Football, l’équipe
nationale contre les clubs
Nous,
Béninois, sommes des gens originaux, des gens spéciaux,
des gens hors du commun. Pourquoi ?
Parce
que nous tentons, en ce moment même, de construire la
maison football, non par les fondations, mais contre toute attente,
par le toit. Curieux, bizarre, n’est-ce pas ?
Nous
rêvons donc de faire renaître notre football, de
lui donner, par ses résultats, un éclat tout particulier,
mais en empruntant un chemin inédit, en faisant ce qu’aucun
peuple sur la terre n’a encore réussi à
faire.
De
deux choses l’une : ou nous sommes des fous de génie,
capables par conséquent de bousculer l’ordre et
les lois de la nature ou nous sommes des niais qui s’ignorent,
des naïfs qui amusent la galerie, en prenant leur désir
pour la réalité.
Expliquons-nous
mieux. Notre football, après avoir été
longtemps la lanterne rouge, amorce une remontée satisfaisante.

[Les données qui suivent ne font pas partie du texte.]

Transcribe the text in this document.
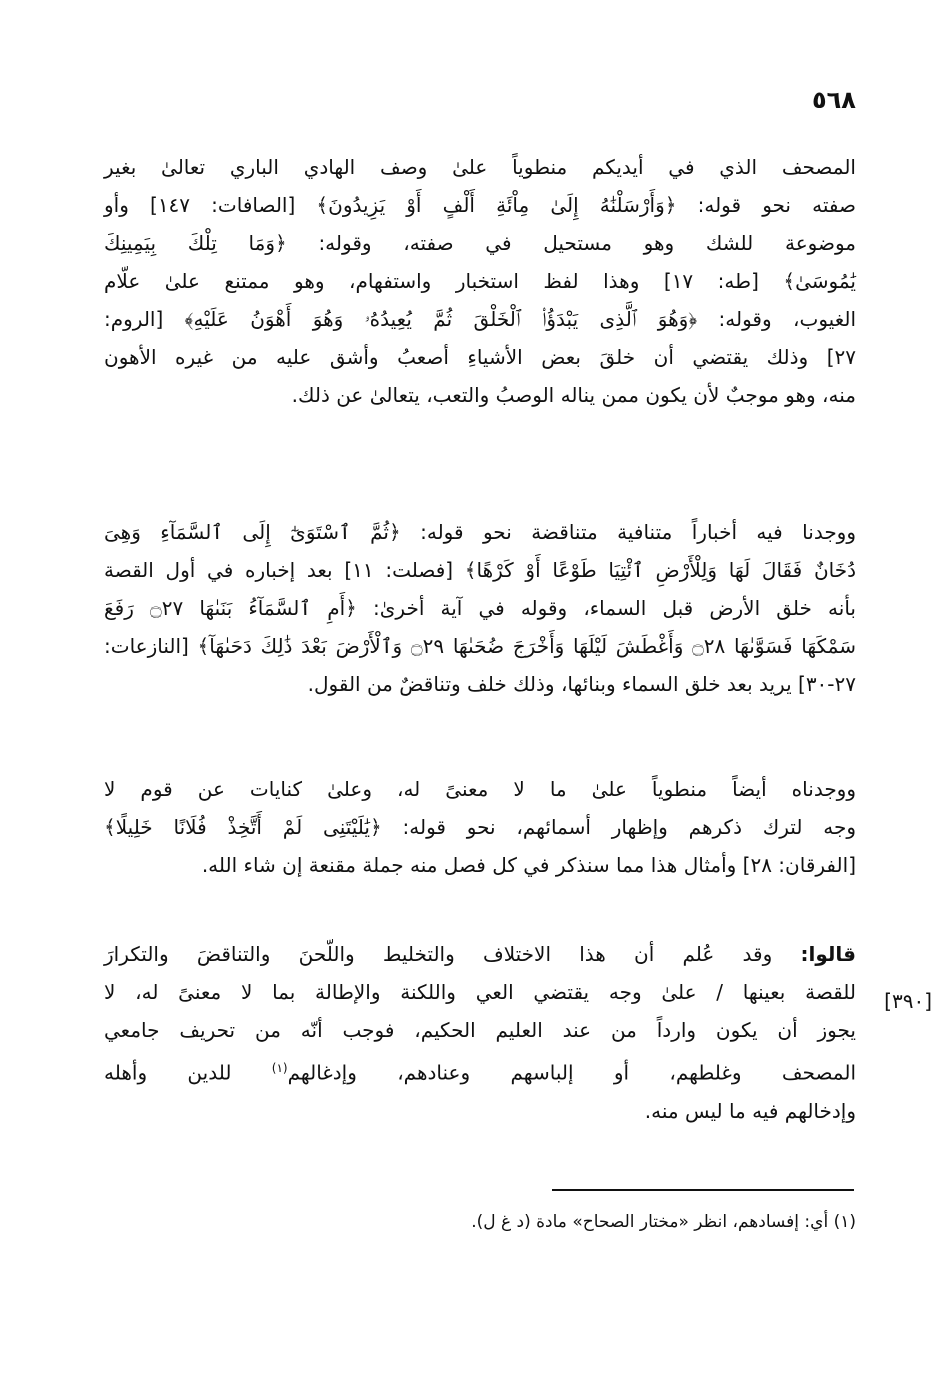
٥٦٨
المصحف الذي في أيديكم منطوياً علىٰ وصف الهادي الباري تعالىٰ بغير
صفته نحو قوله: ﴿وَأَرْسَلْنَٰهُ إِلَىٰ مِاْئَةِ أَلْفٍ أَوْ يَزِيدُونَ﴾ [الصافات: ١٤٧] وأو
موضوعة للشك وهو مستحيل في صفته، وقوله: ﴿وَمَا تِلْكَ بِيَمِينِكَ
يَٰمُوسَىٰ﴾ [طه: ١٧] وهذا لفظ استخبار واستفهام، وهو ممتنع علىٰ علّام
الغيوب، وقوله: ﴿وَهُوَ ٱلَّذِى يَبْدَؤُا۟ ٱلْخَلْقَ ثُمَّ يُعِيدُهُۥ وَهُوَ أَهْوَنُ عَلَيْهِ﴾ [الروم:
٢٧] وذلك يقتضي أن خلقَ بعض الأشياءِ أصعبُ وأشق عليه من غيره الأهون
منه، وهو موجبٌ لأن يكون ممن يناله الوصبُ والتعب، يتعالىٰ عن ذلك.
ووجدنا فيه أخباراً متنافية متناقضة نحو قوله: ﴿ثُمَّ ٱسْتَوَىٰٓ إِلَى ٱلسَّمَآءِ وَهِىَ
دُخَانٌ فَقَالَ لَهَا وَلِلْأَرْضِ ٱئْتِيَا طَوْعًا أَوْ كَرْهًا﴾ [فصلت: ١١] بعد إخباره في أول القصة
بأنه خلق الأرض قبل السماء، وقوله في آية أخرىٰ: ﴿أَمِ ٱلسَّمَآءُ بَنَىٰهَا ۝٢٧ رَفَعَ
سَمْكَهَا فَسَوَّىٰهَا ۝٢٨ وَأَغْطَشَ لَيْلَهَا وَأَخْرَجَ ضُحَىٰهَا ۝٢٩ وَٱلْأَرْضَ بَعْدَ ذَٰلِكَ دَحَىٰهَآ﴾ [النازعات:
٢٧-٣٠] يريد بعد خلق السماء وبنائها، وذلك خلف وتناقضٌ من القول.
ووجدناه أيضاً منطوياً علىٰ ما لا معنىً له، وعلىٰ كنايات عن قوم لا
وجه لترك ذكرهم وإظهار أسمائهم، نحو قوله: ﴿يَٰلَيْتَنِى لَمْ أَتَّخِذْ فُلَانًا خَلِيلًا﴾
[الفرقان: ٢٨] وأمثال هذا مما سنذكر في كل فصل منه جملة مقنعة إن شاء الله.
قالوا: وقد عُلم أن هذا الاختلاف والتخليط واللّحنَ والتناقضَ والتكرارَ
للقصة بعينها / علىٰ وجه يقتضي العي واللكنة والإطالة بما لا معنىً له، لا
يجوز أن يكون وارداً من عند العليم الحكيم، فوجب أنّه من تحريف جامعي
المصحف وغلطهم، أو إلباسهم وعنادهم، وإدغالهم$^{(١)}$ للدين وأهله
وإدخالهم فيه ما ليس منه.
[٣٩٠]
(١) أي: إفسادهم، انظر «مختار الصحاح» مادة (د غ ل).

Au grand bonheur des supporters béninois. Ils sont nombreux
qui rêvent déjà et légitimement de
victoires, de qualifications en coupe d’Afrique, de trophées,
de la plus haute marche du podium.
Mais
ce frémissement, qui porte la promesse d’une renaissance
de notre football, n’est pas l’expression d’un
dynamisme nouveau insufflé à notre championnat.
Ce frémissement n’est pas non plus le résultat
d’un renouveau opéré au niveau de nos clubs,
capables désormais de s’affirmer sur tous les stades
et de s’imposer comme des foudres de guerre dans les différentes
compétitions africaines. A l’image du Zamalek en
Egypte, du Tonnerre de Yaoundé au Cameroun, de l’Ashanti
Kotoko au Ghana ou de l’ASEC Mimosa en Côte d’Ivoire.
Bien au contraire. Ce à quoi s’attachent les amoureux
de notre football, ce qui mobilise et motive les supporters
béninois, ce qui suscite un état d’esprit
nouveau autour de notre football n’est rien d’autre
que le Onze national, n’est autre que l’équipe
nationale. Si tout avait été normal, si tout avait
été en ordre. Dans cette maison du football que
nous nous efforçons de construire, l’équipe
nationale aurait dû tenir lieu de toit et les clubs, de
fondations.
C’est
parce que nous sommes en train de mettre la charrue avant les
bœufs que nous donnons la priorité à notre
équipe nationale, en abandonnant les clubs à leur
dénuement et à leur misère. Même
si l’habitude s’est généralisée
aujourd’hui d’aller chercher à l’extérieur
les éléments constitutifs du Onze national, nous
restons constant pour dire qu’une équipe nationale
est et demeure la somme des valeurs et des talents que couvent
les clubs nationaux à la base. Nous devons faire de nos
clubs des pépinières, des laboratoires largement
ouverts sur l’équipe nationale.
El
Hadj Diouf, Patrick Mboma ou Chabani Londa, avant d’être
des internationaux de haut vol, ont mûri dans les clubs
de leurs pays respectifs qui les ont révélés
et ils ont relevé le niveau de leur championnat.
Deux
clubs représentent, cette année, le Bénin,
dans les coupes d’Afrique. Il y a, d’abord, "Les
Dragons de l’Ouémé". Cette équipe
de première division a déjà soldé
son compte en coupe de la ligue des clubs champions. Comme si
un malheur n’arrivait jamais seul, l’équipe
est en ce moment même, au bord de l’implosion.
Il
y a, ensuite "La Jeunesse Sportive de Pobè "
(JSP), équipe de deuxième division. Elle tient
encore la route dans l’aventure de la coupe d’Afrique
des clubs vainqueurs de coupe.
Mais
qu’on ne s’y trompe pas : les Dragons qui pleurent
et la JSP qui rit, cela ne traduit rien de spécial, rien
d’exceptionnel pour nos clubs. Sinon que la JSP est un
cas, l’exception qui confirme la règle générale.
En
clair, la règle générale, pour nos clubs,
aujourd’hui, ce sont des hommes manquant de tout, à
commencer par la science même du football, sans oublier
la motivation nécessaire à la pratique du football
gagner, les infrastructures en adéquation avec la stature
de clubs nationaux, les moyens matériels (terrains d’entraînement
entre autres, ballons, maillots, matériels divers) dont
l’argent qui n’a pas été appelé
au hasard, le nerf de la guerre.
Au
total, il est impératif que le Bénin s’engage
résolument dans une politique de promotion et de développement.
Et le reste, tout le reste lui sera donné de surcroît.